Anastasia Yanchuk evidenzia i dettagli del corpo femminile, la sensualità, l’ironia, la postura, il gesticolare mostrando l’universo di una donna e lo fa con una grazia grandiosa. Pulizia estetica, precisione, bianco, rosso, oro e un po’ di nero ad inquadrare il tutto rendono le opere perfette come se fossero scatti fotografici. C’è un rigore straordinario in ogni opera che pare la declinazione di un universo ben studiato in cui la luce, seppur non evidentemente attenzionata dall’artista, funge da reale protagonista accentuando e sopendo i toni nell’attimo giusto in cui lo sguardo si posa. E’ maestrìa quella della Yanchuk grazia alla quale ogni opera si pone come un piccolo capolavoro.

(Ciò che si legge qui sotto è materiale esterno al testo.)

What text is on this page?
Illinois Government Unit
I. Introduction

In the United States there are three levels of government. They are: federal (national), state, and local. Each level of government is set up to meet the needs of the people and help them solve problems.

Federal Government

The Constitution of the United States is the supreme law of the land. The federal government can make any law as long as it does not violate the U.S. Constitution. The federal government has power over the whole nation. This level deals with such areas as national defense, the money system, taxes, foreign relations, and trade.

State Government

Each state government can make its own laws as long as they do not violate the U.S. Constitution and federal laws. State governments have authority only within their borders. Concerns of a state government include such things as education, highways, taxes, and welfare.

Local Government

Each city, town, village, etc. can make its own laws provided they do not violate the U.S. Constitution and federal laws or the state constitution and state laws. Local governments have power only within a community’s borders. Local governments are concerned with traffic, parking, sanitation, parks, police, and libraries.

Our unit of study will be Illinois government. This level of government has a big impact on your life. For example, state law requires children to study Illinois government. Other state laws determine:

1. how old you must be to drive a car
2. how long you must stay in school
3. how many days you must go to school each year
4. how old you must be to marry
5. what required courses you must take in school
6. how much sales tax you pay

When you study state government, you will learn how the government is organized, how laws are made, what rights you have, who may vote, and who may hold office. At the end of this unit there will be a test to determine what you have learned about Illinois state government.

Giorgia Pelloni ha una mano rapida e con pochi tratti striscia, quasi consumandolo, il carboncino per delineare molti volti femminili, pochi maschili, come se fossero appunti da sketchbook. Una mano che da sempre dipinge per sfogo, passione e certezza individua un fotogramma di volti facilmente riconoscibili che con entusiasmo attraggono il pubblico nel riconoscimento del personaggio. Non esiste la banalità nella Pelloni, perché la sua impulsività non lascia spazio a ripensamenti, sistemazioni, i personaggi si pongono lì, pronti ad essere osservati, come sono abituati da sempre. E’ la rapidità del tratto a fare la differenza, quella mano che sa perfettamente ciò che deve realizzare e che lo fa con una destrezza che ha il sapore di una grande esperienza. In realtà per la Pelloni non si tratta di esperienza, lei l’arte la sente nel profondo delle viscere, la vive dal profondo, è per questo che le opere sono evientemente segnate, ripassate e strofinate, ognuna contiene traccia della sua passione recondita e latente.

Un’esposizione non da osservare, ma da sentire, come si fa in pochi importanti circostanze.